Muriel me donne un scoop, en me disant qu’il y a aussi un événement un peu en marge et qui n’est pas annoncé dans le programme officiel et qui se déroule à l’espace autogéré autour de l’abolitionnisme.

Ensuite, Juliette me parle des événements que Prélude organise au théâtre 2.21 du 27 au 30 mars prochain. Ils ont invités d’autres associations françaises à se joindre aux projets. Ils prévoient des projections issues de la création partagée, qui consiste à rassembler des professionnels et des non professionnels, est le thème de leurs journées au 2.21. C’est un idéal en question pour l’association Prélude qui fonctionne souvent dans ce type de projets. «  C’est la 2ème fois que Prélude fait un temps d’arrêt et de réflexion globale depuis sa création en 2006 » me dit Juliette. Evidemment, ils ont des réflexions autour des projets qu’ils mettent en place, mais ce week-end sera l’occasion de s’arrêter un peu et de penser.

Par ailleurs, le dimanche, aura lieu une table ronde avec trois intervenants. Mathieu Menghini, Delphine Horst qui a déjà travaillé avec Prélude et Marco Schlechten qui est animateur socio-culturel aux EPO (établissement de la plaine de l’Orbe). Cette table ronde invite aussi le public à la discussion.

Sinon, durant les quatre jours, différentes expositions sont présentes au 2.21. Exposition de photographies mais aussi sonore, l’association Prélude ayanat aussi le plaisir de vernir un CD : « On vous parle de la prison », issu de l’un de ces projets qui a permis à des détenus de créer des musiques lors de leur passage en prison, même s’ils n’étaient pas musiciens.
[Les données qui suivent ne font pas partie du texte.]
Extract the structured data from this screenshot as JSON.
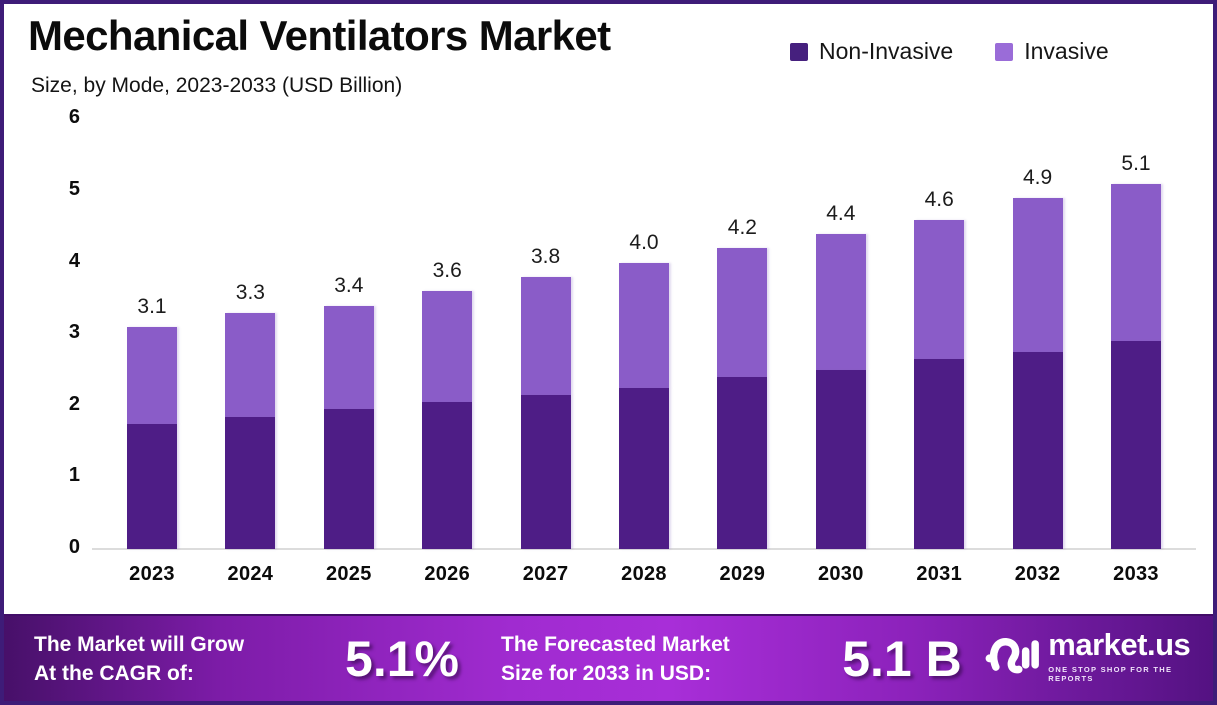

Il y aura d’ailleurs aussi un concert lié à ce projet au 2.21. Puis le dimanche, il y aura aussi la verrée de clôture au 2.21 avec Info prison pour finir en beauté ce bel événement, une première en Suisse d’après Muriel.

Intéressée par cette thématique et lancée dans cette belle discussion avec mes deux interlocutrices, je leur demande pourquoi il n’apparait pas dans leur programme une place pour les personnes qui ont été en prison. Pour Muriel, actuellement, il n’y a plus, ou moins, de militants en prison qui sont prêts une fois dehors à faire entendre leur voix. Elle rappelle que lors de la soirée du GRAAP, il y aura quand même des personnes qui ont été incarcérées.

Juliette me donne le même son de cloche en racontant que parfois l’association Prélude essaie de garder des liens ou de simplement recontacter les personnes après leur sortie, mais cela s’avère en général très difficile pour toutes sortes de raisons.

Elles me rappellent enfin qu’être « prisonnier » est un statut administratif uniquement mais ne correspond pas à une identité : «  Ce n’est pas juste parce qu’on est allé en prison qu’on a quelque chose à en dire ». Et Muriel continue : «  et finalement qui peut parler au nom de qui ? »

Toutes deux me disent que ce temps de réflexion est nécessaire et que cette thématique semble revenir sur le devant de la scène médiatique. Si vous aussi elle vous intéresse, je vous conseille vivement d’aller un peu fouiller le programme de cette manifestation qui compte de nombreux événements (films, court métrage, débat, conférence, théâtre,…) répartis sur une dizaine de jours.